SAN FRANCISCO — California’s Legislative Black Caucus released a slate of reparations bills to implement ideas from the state’s landmark task force on the issue. The proposals include potential compensation for property seized from Black owners, but do not call for widespread direct cash payments to descendants of enslaved Black people.
If approved, the proposals would expand access to career technical education, fund community-driven solutions to violence and eliminate occupational licensing fees for people with criminal records. Another proposal would pay for programs that increase life expectancy, better educational outcomes or lift certain groups out of poverty.
Some of the measures would require amending the state constitution and are likely to face opposition. In 2022, the Democrat-controlled state Senate voted down a proposal to ban involuntary servitude and Democratic Gov. Gavin Newsom has resisted restricting solitary confinement for prison inmates.
State Sen. Steven Bradford, D-Gardena, said at a news conference Thursday that the Black caucus’ priority list does not preclude individual lawmakers from introducing additional reparations legislation. He cautioned that the journey will be long and difficult, but worth it.
“This is a defining moment not only in California history, but in American history as well,” said Bradford, who served on the nine-person state task force on reparations.
But the 14 proposals are already drawing criticism from advocates who don’t think they go far enough.
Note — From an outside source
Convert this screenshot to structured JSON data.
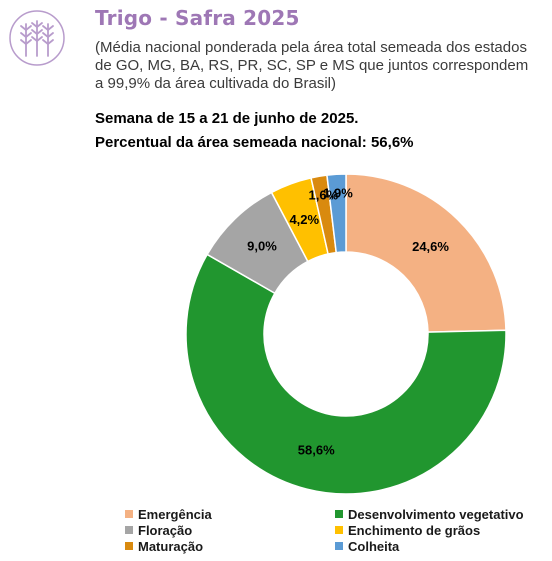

Chris Lodgson, an organizer with the Coalition for a Just and Equitable California, which pushed to create the reparations task force, said the proposals are “not reparations.”
“Not one person who is a descendant who is unhoused will be off the street from that list of proposals. Not one single mom who is struggling who is a descendant will be helped,” he said. “Not one dime of the debt that’s owed is being repaid.”
California entered the union as a free state in 1850, but in practice, it sanctioned slavery and approved policies and practices that thwarted Black people from owning homes and starting businesses. Black communities were aggressively policed and their neighborhoods polluted, according to a groundbreaking report released as part of the committee’s work.